Findings: The user requirements, requirement analysis of the system architecture, and conceptual design of the architecture have been completed. The main software components Personal Data store, Authorization Service, sensor data integration module, Prediction Service, Action Plan Engine, and Communication Engine are nearing completion. A first prototype of the POWER2DM SMSS interlinking these components and providing user interfaces will be operational end of May. A Quantification Campaign to test use of the predictive models in practice currently runs in Netherlands, Germany and Spain.

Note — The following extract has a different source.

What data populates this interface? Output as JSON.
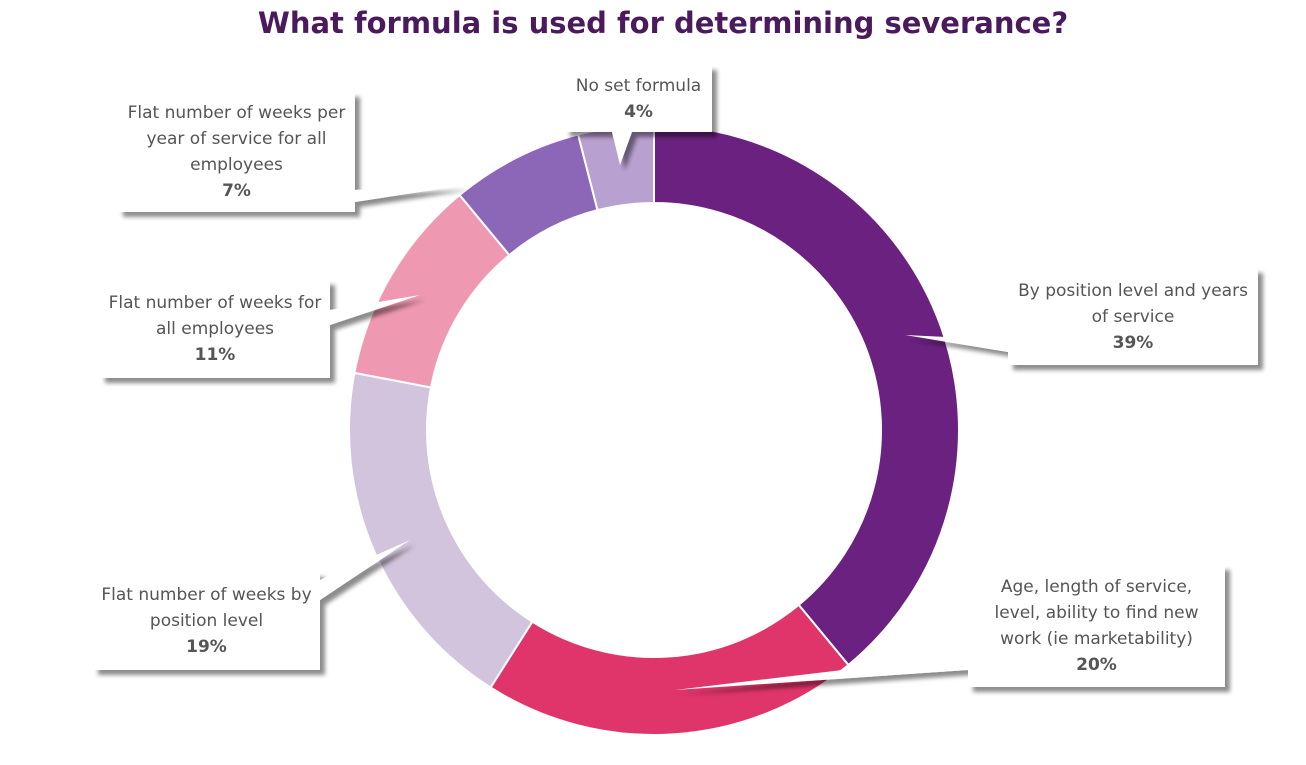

Conclusion & Significance: POWER2DM is progressing well according to plan. The deliverables of the project will increase selfmanagement capabilities and participation of the patient in the care process, resulting in better self-control and management of the disease. This will lead to better glucose management, thereby preventing severe episodes and long-term complications.
Keynote Forum
Ning Wu
Van Andel Research Institute, USA
Keynote: Regulation of peripheral glucose uptake by regulating GLUT4 endocytosis
Time : 11:10-11:50
Biography:
Ning Wu received her Ph.D. in the Department of Biochemistry from the University of Toronto in 2002. She then served as a research associate at The Scripps Research Institute in the Department of Chemistry. In 2004, She joined the Beth Israel Deaconess Medical Center, a teaching hospital of Harvard Medical School, as a research
fellow where the primary lab focus was to understand the signaling pathways that regulate normal mammalian cell growth and the defects that cause cell transformation. She joined Van Andel Research Institute in 2013 as an assistant professor in the Center for Cancer and Cell Biology.
Abstract:
Statement of the Problem: In diabetes, the body’s response to insulin is impaired, resulting in elevated levels of blood glucose. Peripheral-tissue glucose uptake is an important regulatory point in controlling blood glucose. After a meal, insulin causes most glucose to be quickly taken up by muscle and adipose tissue. This process is carried out by the fusion of storage vesicles containing GLUT4, a glucose transporter, with the cell surface membrane. Failure of this process results in insulin resistance and elevated blood glucose. To prevent hypoglycemia under fasting conditions, GLUT4 on the cell surface is normally kept low by continuous endocytosis. Because AP2- and clathrin-binding sites have been mapped in GLUT4, this basal endocytosis has been thought to be a signaling-independent, passive process. Yet this concept creates a dilemma: how is this process inhibited during insulin stimulation to avoid a futile cycle of endocytosis and cell surface fusion?
Methodology & Findings: We recently identified TXNIP (thioredoxin-interacting protein) as a negative regulator of the class I members of the SLC2 family of glucose transporters, which includes GLUT4. We discovered that TXNIP associates with GLUTs and mediates GLUT endocytosis via the clathrin-dependent pathway, effectively reducing glucose influx. Using TXNIP WT and KO mice, we found that the absence of TXNIP results in higher fasting glucose uptake into muscle and adipose tissue. Using tissue cultures, we found that insulin-induced AKT activation leads to TXNIP phosphorylation that disrupts the TXNIP/GLUT4 interaction, acutely inhibiting GLUT4 endocytosis.
Conclusion & Significance: Our results indicate that GLUT4 endocytosis is actually a regulatable process, both in fasting and insulin-stimulated states. Together with our previous finding that cellular energy stress stimulates glucose uptake via AMPK phosphorylation of TXNIP, it points to TXNIP as a key node of regulation of blood glucose by both exercise and insulin.